Panamagate exposes the limits of this logic of compromise with business ‘to get things done’. Muscat was not shocked by his close associates’ decision to open offshore companies in Panama and did not sack them on the spot, and that says a lot about his frame of mine.
And this shows he lacks the natural sensitivity of someone on the left who would have felt a deep sense of anger when confronted by these facts. Instead the impression he gave was that he does not mind, except for the fact that Panamagate became an international scandal.
So it is indeed fair to state that by associating progressive reforms with bad governance or lax regulations, Muscat is endangering Labour’s accomplishments in office. Or that these progressive reforms were simply a decoration on the Labour cake, aimed at legitimising a self-serving system of power. And it also fuels a misguided perception: that liberalism on social issues or morality, is akin to laissez-faire policies on the environment and on social policy.
In reality, the country right now needs some good, old-fashioned sobriety.
A responsibility to be outraged
Those who support Labour for its progressive reforms or for simply ridding the country of the PN but close an eye on Panamagate, have a historical responsibility.
If Muscat weathers this crisis to keep either Mizzi or Schembri in office or in his administration’s central nervous system, the message would be that the Labour Party has been entirely absorbed by Castille.
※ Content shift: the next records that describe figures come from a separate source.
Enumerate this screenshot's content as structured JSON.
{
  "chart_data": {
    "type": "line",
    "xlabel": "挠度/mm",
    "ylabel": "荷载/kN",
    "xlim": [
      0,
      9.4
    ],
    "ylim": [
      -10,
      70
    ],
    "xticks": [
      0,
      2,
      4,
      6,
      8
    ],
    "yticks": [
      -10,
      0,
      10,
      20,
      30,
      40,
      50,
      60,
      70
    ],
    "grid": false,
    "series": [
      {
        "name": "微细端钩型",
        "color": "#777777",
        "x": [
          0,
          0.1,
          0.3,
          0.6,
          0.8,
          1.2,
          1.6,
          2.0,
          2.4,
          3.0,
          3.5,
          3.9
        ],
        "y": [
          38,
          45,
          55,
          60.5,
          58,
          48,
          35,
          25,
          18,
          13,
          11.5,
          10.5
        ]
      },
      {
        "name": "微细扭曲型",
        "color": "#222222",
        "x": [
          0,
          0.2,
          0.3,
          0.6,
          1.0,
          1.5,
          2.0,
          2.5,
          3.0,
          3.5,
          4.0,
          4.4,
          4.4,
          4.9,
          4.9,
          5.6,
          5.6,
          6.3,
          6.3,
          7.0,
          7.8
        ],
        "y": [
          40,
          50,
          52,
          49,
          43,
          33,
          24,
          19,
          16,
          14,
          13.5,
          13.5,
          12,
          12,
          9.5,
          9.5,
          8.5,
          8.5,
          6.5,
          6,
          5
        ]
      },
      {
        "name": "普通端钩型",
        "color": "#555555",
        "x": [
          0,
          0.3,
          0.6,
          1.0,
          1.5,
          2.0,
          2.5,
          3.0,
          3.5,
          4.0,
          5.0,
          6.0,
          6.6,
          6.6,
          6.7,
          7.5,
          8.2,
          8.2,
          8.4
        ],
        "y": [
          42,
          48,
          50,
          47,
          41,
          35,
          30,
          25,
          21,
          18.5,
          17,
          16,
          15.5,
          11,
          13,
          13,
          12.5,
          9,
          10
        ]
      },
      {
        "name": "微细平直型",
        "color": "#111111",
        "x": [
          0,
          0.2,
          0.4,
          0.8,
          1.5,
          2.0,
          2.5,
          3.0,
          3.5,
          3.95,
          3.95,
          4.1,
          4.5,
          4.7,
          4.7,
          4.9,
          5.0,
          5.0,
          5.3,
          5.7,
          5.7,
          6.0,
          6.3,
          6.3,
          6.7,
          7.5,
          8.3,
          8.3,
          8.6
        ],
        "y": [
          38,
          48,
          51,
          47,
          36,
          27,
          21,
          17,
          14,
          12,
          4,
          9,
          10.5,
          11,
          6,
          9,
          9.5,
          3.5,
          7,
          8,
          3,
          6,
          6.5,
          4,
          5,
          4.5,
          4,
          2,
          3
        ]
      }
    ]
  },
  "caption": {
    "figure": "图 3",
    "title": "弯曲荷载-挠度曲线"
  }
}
And where does this leave us?
Let’s face it: Labour has been morphed into Muscat’s image – the party went ahead to elect Mizzi as deputy leader even as the Panama scandal broke. And the PN, which operated its own patronage network in office, still lacks that sense of moral leadership and legitimacy required in moments of crisis. After 25 years in office, it remains all too vulnerable to Muscat’s deflective tactics; by skirting around party finance laws to hide the names of those lending it money, it once again failed to walk the talk on governance. Legal? Yes. But it defies the spirit of the law. [Evarist Bartolo’s proposal to make it illegal for anyone to open accounts in countries where information for tax purposes is not automatically available would be a welcome addition to the PN’s proposals on good governance.]
But past mistakes should not be used to attack the Opposition’s duty to hold government to account, otherwise we’d livein dictatorship where the parliamentary opposition is blackmailed in to silence.
There has never been a greater need for civil society to take a leading role, not just in expressing the deep shock of the decent part of Maltese society on Panamagate, but also to restore a new ethic of governance based on republican values and the protection of the common good.
The May 7 protest calling for the resignation of Mizzi and Schembri, which comes a year after the protest against the Zonqor development, could be a clear sign that Malta is changing and would not allow any party to drop its anchors in the murky waters while in power.
In 2003 we believed that the EU would be the best insurance for our democracy. That was only partly true. In reality the best insurance lies in the vibrancy of civil society in speaking truth to power irrespective of which party is elected in office.